Em 1971, ocorreu a reforma do então ensino primário e médio (ginásio e colégio), com a publicação da lei federal 5.692, que instituiu o ensino de 1º e 2º graus. O ensino de 1º grau constituiu-se da fusão do antigo curso primário com o antigo curso ginasial, com oito anos de duração, obrigatório e gratuito. O ensino de 2º grau, constituiu-se da fusão no sentido horizontal, das modalidades dos cursos científicos e técnico-profissionalizante.

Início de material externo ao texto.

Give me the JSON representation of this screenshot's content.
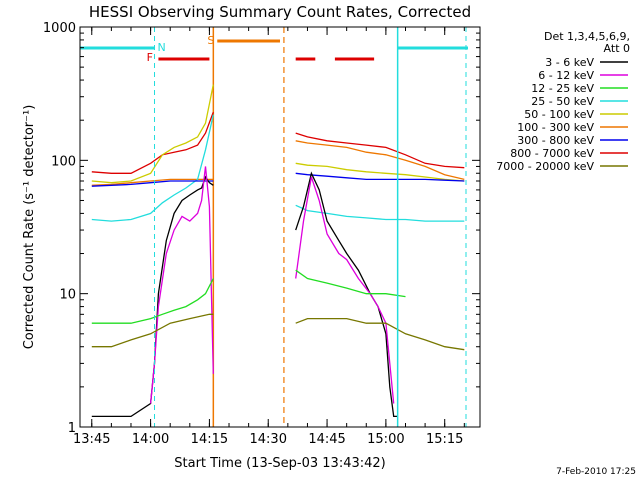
{
  "chart_data": {
    "type": "line",
    "title": "HESSI Observing Summary Count Rates, Corrected",
    "xlabel": "Start Time (13-Sep-03 13:43:42)",
    "ylabel": "Corrected Count Rate (s⁻¹ detector⁻¹)",
    "footer": "7-Feb-2010 17:25",
    "yscale": "log",
    "ylim": [
      1,
      1000
    ],
    "xlim_minutes": [
      13.7,
      15.4
    ],
    "xticks": [
      "13:45",
      "14:00",
      "14:15",
      "14:30",
      "14:45",
      "15:00",
      "15:15"
    ],
    "yticks": [
      "1",
      "10",
      "100",
      "1000"
    ],
    "legend": {
      "placement": "outside-right",
      "header": [
        "Det 1,3,4,5,6,9,",
        "Att 0"
      ],
      "entries": [
        {
          "label": "3 - 6 keV",
          "color": "#000000"
        },
        {
          "label": "6 - 12 keV",
          "color": "#dd00dd"
        },
        {
          "label": "12 - 25 keV",
          "color": "#22dd22"
        },
        {
          "label": "25 - 50 keV",
          "color": "#22dddd"
        },
        {
          "label": "50 - 100 keV",
          "color": "#cccc00"
        },
        {
          "label": "100 - 300 keV",
          "color": "#ee7700"
        },
        {
          "label": "300 - 800 keV",
          "color": "#0000ee"
        },
        {
          "label": "800 - 7000 keV",
          "color": "#dd0000"
        },
        {
          "label": "7000 - 20000 keV",
          "color": "#777700"
        }
      ]
    },
    "annotations": [
      {
        "label": "F",
        "color": "#dd0000"
      },
      {
        "label": "N",
        "color": "#22dddd"
      },
      {
        "label": "S",
        "color": "#ee7700"
      }
    ],
    "data_gap": [
      "14:16",
      "14:34"
    ],
    "series": [
      {
        "name": "800 - 7000 keV",
        "color": "#dd0000",
        "x": [
          "13:45",
          "13:50",
          "13:55",
          "14:00",
          "14:03",
          "14:06",
          "14:09",
          "14:12",
          "14:14",
          "14:16",
          "14:37",
          "14:40",
          "14:45",
          "14:50",
          "14:55",
          "15:00",
          "15:05",
          "15:10",
          "15:15",
          "15:20"
        ],
        "y": [
          82,
          80,
          80,
          95,
          110,
          115,
          120,
          130,
          160,
          230,
          160,
          150,
          140,
          135,
          130,
          125,
          110,
          95,
          90,
          88
        ]
      },
      {
        "name": "100 - 300 keV",
        "color": "#ee7700",
        "x": [
          "13:45",
          "13:50",
          "13:55",
          "14:00",
          "14:05",
          "14:10",
          "14:15",
          "14:16",
          "14:37",
          "14:40",
          "14:45",
          "14:50",
          "14:55",
          "15:00",
          "15:05",
          "15:10",
          "15:15",
          "15:20"
        ],
        "y": [
          65,
          66,
          68,
          70,
          72,
          72,
          72,
          72,
          140,
          135,
          130,
          125,
          115,
          110,
          100,
          90,
          78,
          72
        ]
      },
      {
        "name": "50 - 100 keV",
        "color": "#cccc00",
        "x": [
          "13:45",
          "13:50",
          "13:55",
          "14:00",
          "14:03",
          "14:06",
          "14:09",
          "14:12",
          "14:14",
          "14:16",
          "14:37",
          "14:40",
          "14:45",
          "14:50",
          "14:55",
          "15:00",
          "15:05",
          "15:10",
          "15:15",
          "15:20"
        ],
        "y": [
          70,
          68,
          70,
          80,
          110,
          125,
          135,
          150,
          190,
          370,
          95,
          92,
          90,
          85,
          82,
          80,
          78,
          75,
          72,
          70
        ]
      },
      {
        "name": "25 - 50 keV",
        "color": "#22dddd",
        "x": [
          "13:45",
          "13:50",
          "13:55",
          "14:00",
          "14:03",
          "14:06",
          "14:09",
          "14:12",
          "14:14",
          "14:16",
          "14:37",
          "14:40",
          "14:45",
          "14:50",
          "14:55",
          "15:00",
          "15:05",
          "15:10",
          "15:15",
          "15:20"
        ],
        "y": [
          36,
          35,
          36,
          40,
          48,
          55,
          62,
          72,
          120,
          220,
          46,
          42,
          40,
          38,
          37,
          36,
          36,
          35,
          35,
          35
        ]
      },
      {
        "name": "300 - 800 keV",
        "color": "#0000ee",
        "x": [
          "13:45",
          "13:50",
          "13:55",
          "14:00",
          "14:05",
          "14:10",
          "14:15",
          "14:16",
          "14:37",
          "14:40",
          "14:45",
          "14:50",
          "14:55",
          "15:00",
          "15:05",
          "15:10",
          "15:15",
          "15:20"
        ],
        "y": [
          64,
          65,
          66,
          68,
          70,
          70,
          70,
          70,
          80,
          78,
          76,
          74,
          72,
          72,
          72,
          72,
          71,
          70
        ]
      },
      {
        "name": "3 - 6 keV",
        "color": "#000000",
        "x": [
          "13:45",
          "13:55",
          "14:00",
          "14:01",
          "14:02",
          "14:04",
          "14:06",
          "14:08",
          "14:10",
          "14:12",
          "14:13",
          "14:14",
          "14:15",
          "14:16",
          "14:37",
          "14:39",
          "14:41",
          "14:43",
          "14:45",
          "14:48",
          "14:50",
          "14:53",
          "14:56",
          "14:58",
          "15:00",
          "15:01",
          "15:02",
          "15:03"
        ],
        "y": [
          1.2,
          1.2,
          1.5,
          3,
          10,
          25,
          40,
          50,
          55,
          60,
          62,
          75,
          68,
          65,
          30,
          45,
          80,
          60,
          35,
          25,
          20,
          15,
          10,
          8,
          5,
          2,
          1.2,
          1.2
        ]
      },
      {
        "name": "6 - 12 keV",
        "color": "#dd00dd",
        "x": [
          "14:00",
          "14:01",
          "14:02",
          "14:04",
          "14:06",
          "14:08",
          "14:10",
          "14:12",
          "14:13",
          "14:14",
          "14:15",
          "14:16",
          "14:37",
          "14:39",
          "14:41",
          "14:43",
          "14:45",
          "14:48",
          "14:50",
          "14:53",
          "14:56",
          "14:58",
          "15:00",
          "15:01",
          "15:02"
        ],
        "y": [
          1.5,
          3,
          8,
          20,
          30,
          38,
          35,
          40,
          50,
          90,
          45,
          2.5,
          13,
          35,
          75,
          50,
          28,
          20,
          18,
          13,
          10,
          8,
          6,
          3,
          1.5
        ]
      },
      {
        "name": "12 - 25 keV",
        "color": "#22dd22",
        "x": [
          "13:45",
          "13:50",
          "13:55",
          "14:00",
          "14:03",
          "14:06",
          "14:09",
          "14:12",
          "14:14",
          "14:16",
          "14:37",
          "14:40",
          "14:45",
          "14:50",
          "14:55",
          "15:00",
          "15:05"
        ],
        "y": [
          6,
          6,
          6,
          6.5,
          7,
          7.5,
          8,
          9,
          10,
          13,
          15,
          13,
          12,
          11,
          10,
          10,
          9.5
        ]
      },
      {
        "name": "7000 - 20000 keV",
        "color": "#777700",
        "x": [
          "13:45",
          "13:50",
          "13:55",
          "14:00",
          "14:05",
          "14:10",
          "14:15",
          "14:16",
          "14:37",
          "14:40",
          "14:45",
          "14:50",
          "14:55",
          "15:00",
          "15:05",
          "15:10",
          "15:15",
          "15:20"
        ],
        "y": [
          4,
          4,
          4.5,
          5,
          6,
          6.5,
          7,
          7,
          6,
          6.5,
          6.5,
          6.5,
          6,
          6,
          5,
          4.5,
          4,
          3.8
        ]
      }
    ]
  }
}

A resistência a nova lei foi muito grande, corrente de pedagogos afirmavam que havia sido eliminada a formação humanista do ensino médio de formação acadêmica. O radicalismo da reforma de 1971, com a obrigatoriedade universal da profissionalização para todos os alunos, obtida com o empobrecimento da educação geral e da preponderância da parte profissionalizante, tornou a reforma impraticável.

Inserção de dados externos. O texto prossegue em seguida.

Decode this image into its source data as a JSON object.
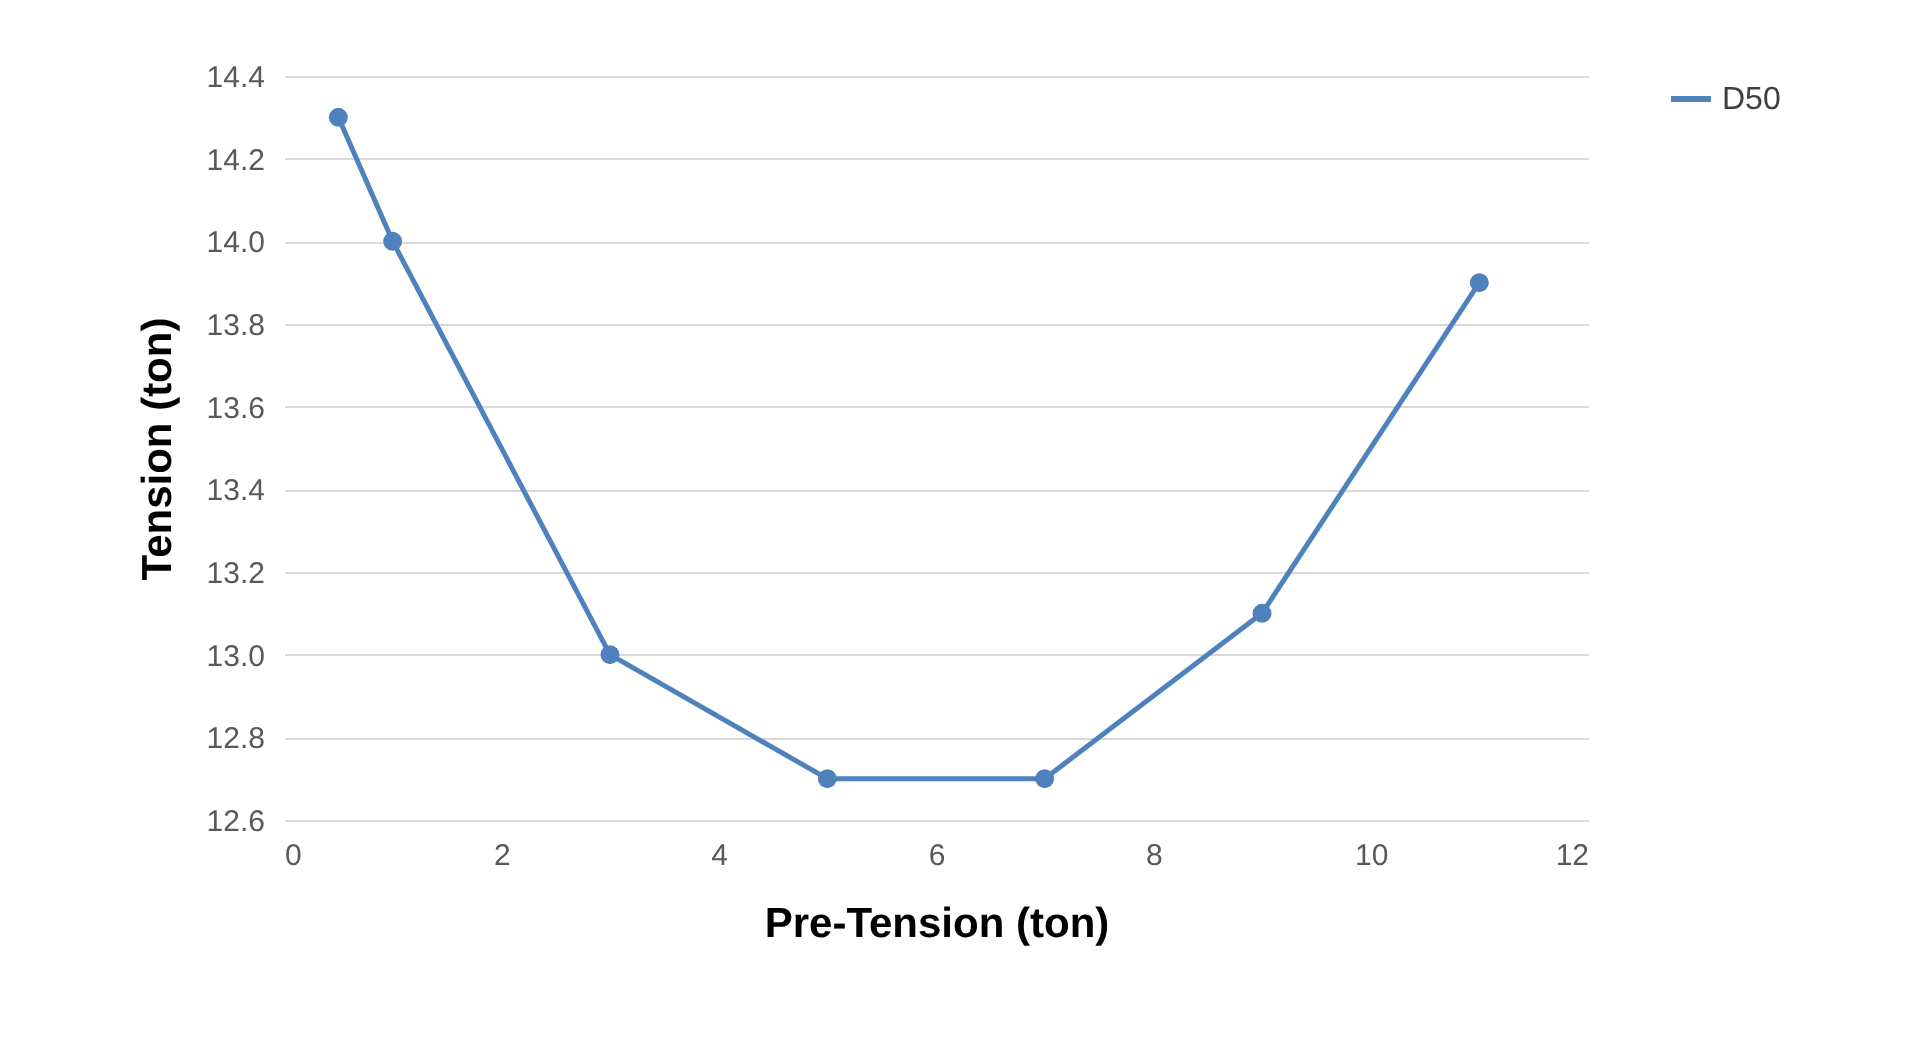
{
  "chart_data": {
    "type": "line",
    "xlabel": "Pre-Tension (ton)",
    "ylabel": "Tension (ton)",
    "x": [
      0.5,
      1,
      3,
      5,
      7,
      9,
      11
    ],
    "series": [
      {
        "name": "D50",
        "color": "#4f81bd",
        "values": [
          14.3,
          14.0,
          13.0,
          12.7,
          12.7,
          13.1,
          13.9
        ]
      }
    ],
    "xlim": [
      0,
      12
    ],
    "xticks": [
      0,
      2,
      4,
      6,
      8,
      10,
      12
    ],
    "ylim": [
      12.6,
      14.4
    ],
    "yticks": [
      {
        "value": 12.6,
        "label": "12.6"
      },
      {
        "value": 12.8,
        "label": "12.8"
      },
      {
        "value": 13,
        "label": "13.0"
      },
      {
        "value": 13.2,
        "label": "13.2"
      },
      {
        "value": 13.4,
        "label": "13.4"
      },
      {
        "value": 13.6,
        "label": "13.6"
      },
      {
        "value": 13.8,
        "label": "13.8"
      },
      {
        "value": 14,
        "label": "14.0"
      },
      {
        "value": 14.2,
        "label": "14.2"
      },
      {
        "value": 14.4,
        "label": "14.4"
      }
    ],
    "grid": "y",
    "legend": "right",
    "marker": "circle",
    "line_style": "solid"
  }
}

Travou-se uma árdua luta durante toda uma década, para alterar os objetivos da lei 5.692/71, somente conseguindo em 1982, com a aprovação da lei 7.044. A lei anterior tinha por objetivo à educação para o trabalho, na forma de qualificação para o trabalho. A nova lei mudou para preparação para o trabalho. Afirma-se, não foi apenas uma substituição vocabular semântica, de “qualificação” para “preparação”. Não ocorreu apenas uma troca de significado, houve alteração na própria natureza da ação pretendida.

Conclusão: é preciso ressaltar que, democratização neste particular de democratizar o ensino, o objetivo era estender um direito usufruído por poucos, facultando-lhe à todos. Afirmava-se que o então ensino público secundário, acadêmico, era seletivo e elitizante, cognominado “ensino para os nossos filhos”, o ensino técnico, como ensino para os filhos dos outros, ou melhor, para os pobres. Na realidade, desmantelou-se o excelente ensino público estadual de formação geral, propedêutico, com padrão de qualidade, causando a imigração dos alunos filhos de pais com poder aquisitivo para as escolas particulares pagas, seletivas. Antes de uma educação para o trabalho ou profissionalizante, é imprescindível uma eficiente formação geral. Aplaudir a criação de escola de nível médio e Faculdade de Tecnologia, estaduais, sem concomitantemente restabelecer a escola pública estadual de outrora, de sólida formação geral, é para se refletir.